Ce que sont les Gilets jaunes
- André Touboul

- 13 mai 2019
- 3 min de lecture

On sait ce que les Gilets jaunes ne sont pas. Ils ne sont pas issus de la diversité dont ils n’ont rien à faire. Ils ne sont pas des habitants des quartiers, ni des migrants de première ou seconde génération. Ils ne sont pas des fonctionnaires ou autres agents publics. Ils ne sont pas susceptibles de cotiser à l’ISF, ou assujettis à l’IFI. Ils ne sont pas syndiqués, car assez peu salariés. Ils étaient pour certains retraités, mais le sont de moins en moins. Ils ne sont pas écolos, car viscéralement contre la taxe carbone.

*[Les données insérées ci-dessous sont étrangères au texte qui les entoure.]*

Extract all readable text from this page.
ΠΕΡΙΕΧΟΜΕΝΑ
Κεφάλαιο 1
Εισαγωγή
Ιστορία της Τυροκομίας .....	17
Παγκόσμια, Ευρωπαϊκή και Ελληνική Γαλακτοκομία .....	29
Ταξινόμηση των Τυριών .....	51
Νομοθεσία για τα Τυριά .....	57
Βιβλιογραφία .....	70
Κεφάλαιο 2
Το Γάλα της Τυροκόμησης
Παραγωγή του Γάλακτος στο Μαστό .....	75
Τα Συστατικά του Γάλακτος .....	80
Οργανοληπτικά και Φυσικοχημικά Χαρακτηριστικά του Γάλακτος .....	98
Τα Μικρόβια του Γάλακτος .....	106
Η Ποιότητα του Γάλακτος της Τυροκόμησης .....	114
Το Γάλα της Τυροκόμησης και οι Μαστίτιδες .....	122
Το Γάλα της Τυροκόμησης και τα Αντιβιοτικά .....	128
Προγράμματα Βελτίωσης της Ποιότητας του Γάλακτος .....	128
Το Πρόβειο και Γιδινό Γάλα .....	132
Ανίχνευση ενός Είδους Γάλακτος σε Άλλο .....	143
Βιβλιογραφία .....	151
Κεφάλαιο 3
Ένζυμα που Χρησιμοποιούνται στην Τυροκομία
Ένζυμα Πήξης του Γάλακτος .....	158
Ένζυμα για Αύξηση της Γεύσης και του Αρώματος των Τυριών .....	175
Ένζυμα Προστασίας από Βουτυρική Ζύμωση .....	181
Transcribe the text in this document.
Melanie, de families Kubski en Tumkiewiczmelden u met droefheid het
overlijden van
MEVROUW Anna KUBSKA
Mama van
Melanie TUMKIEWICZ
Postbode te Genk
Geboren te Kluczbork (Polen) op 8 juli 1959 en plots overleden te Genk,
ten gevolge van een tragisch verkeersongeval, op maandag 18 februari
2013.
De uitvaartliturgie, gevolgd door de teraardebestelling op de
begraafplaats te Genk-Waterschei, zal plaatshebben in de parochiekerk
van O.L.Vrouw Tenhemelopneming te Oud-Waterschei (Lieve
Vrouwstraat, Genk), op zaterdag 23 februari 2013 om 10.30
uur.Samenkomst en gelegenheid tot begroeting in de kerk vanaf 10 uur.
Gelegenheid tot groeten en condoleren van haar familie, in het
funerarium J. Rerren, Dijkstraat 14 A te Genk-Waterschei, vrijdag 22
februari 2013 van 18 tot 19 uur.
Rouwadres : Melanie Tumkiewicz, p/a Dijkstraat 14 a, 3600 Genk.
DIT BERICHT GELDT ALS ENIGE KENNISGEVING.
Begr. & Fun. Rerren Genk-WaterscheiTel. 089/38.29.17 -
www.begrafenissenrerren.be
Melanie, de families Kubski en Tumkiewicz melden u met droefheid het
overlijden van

On sait qu’ils ont leur samedi. Mais que le dimanche ne les inspire pas pour exprimer leurs revendications. Celles-ci, au demeurant sont aussi vagues que définitives. Leur slogan est : « on ne lâchera rien ! ». Oui, mais quoi ?
Ils réclament un référendum d’initiative citoyenne, un RIC, mais on sait qu’ils ne vont presque jamais voter. Ils réclament le départ de Macron, mais surtout pas pour voir quiconque prendre sa place. Tous les leaders politiques de Mélenchon à Dupont-Aignan en passant par Marine Le Pen et furtivement Wauquiez qui ont tenté de se les concilier se sont vus rejetés avec dédain et traités de vils récupérateurs. Les syndicalistes qui ont voulu les amadouer comme ceux de la CGT n’ont pas eu plus de succès. De même se sont cassés les dents tous ceux qui ont prétendu s’instituer leurs représentants ou simplement leurs porte-parole.
On entend, de-ci de-là, dire que les Gilets jaunes sont le peuple, ce qui n’est pas vrai car ils sont loin d’être représentatifs d’autre chose que d’eux-mêmes ; ou alors qu’ils sont une partie du peuple, ce qui est une évidence et n’apprend rien, car tout un chacun est une partie du peuple à moins que l’on n’entende par « peuple » ce que naguère on appelait le « populo ».
En réalité, les Gilets jaunes ne sont personne, ils sont la colère. Plus exactement ils en sont la personnification. Qui n’a jamais pesté contre les contraintes justifiées ou non, contre les abus, les absurdités, les arrogances des gouvernants, l’incapacité des administrations, l’impuissance des élus ou leur double langage, si ce n’est leur malhonnêteté... n’a jamais été Gilet jaune.
Les Gilets jaunes ne sont pas un groupe social, ils sont un sentiment. Ce sentiment est constant dans la population. Le plus souvent, il est réfréné, car faute de percevoir un aboutissement plausible, la raison reprend le dessus ou alors la résignation. Mais avec les Gilets jaunes, il s’est installé, enkysté, et mettra longtemps à se résorber. Il le fera, néanmoins, puisque comme un clou chasse l’autre, il se produira tôt ou tard un événement qui nous fera retourner à la normale en donnant un nouvel objet à l’émotion nationale. Cela ne se fera pas par la vertu de telle ou telle mesure distributive qui ne sera jamais pertinente. Tout juste cet onguent a pu amoindrir le soutien de l’opinion à l’origine massif. Mais si les Gilets jaunes sont aujourd’hui de plus en plus isolés, c’est plus en raison des débordements qui accompagnent leurs manifestations que par l’effet des milliards promis par le Président pour éteindre l’incendie. Bien peu croient, en effet, en être les bénéficiaires.
Certains ont voulu voir dans la symbolique du Gillet jaune fluo le signe d’une panne sociale. C’est sans doute vrai, mais c’est surtout un moyen d’être visible par les autres usagers de la route, et éviter un suraccident. Ils sont les effets secondaires de la potion que le docteur Macron veut administrer à la France pour remédier à ses scléroses économiques et lui permettre de s’adapter au monde nouveau. En ce sens cela prouverait que les changements annoncés sont réels. Mais cela est loin d’être certain, car ce mouvement a tout du comportement de ceux qui crient avant qu’on les frappe. Souvenons-nous... ce qui a mis les Gilets sur les ronds-points, c’est l’annonce de la future taxe carbone. La perspective a suffi.
Ce flou dans le portrait-robot des Gilets jaunes permet à de multiples idéologues de les invoquer, souvent à tort et parfois de travers. Qui a besoin d’étayer son propos par un argument sans réplique y fait référence. Et ceci quel que soit le bord politique. Même Macron n’y échappe pas.
Bientôt, il ne restera plus de cet épisode qu’un élément de langage de plus dans la logomachie d’une époque qui mesure chaque jour un peu plus que ses modes de pensée sont périmés et refuse de l’admettre.
Le gilet jaune est désormais un gilet vide.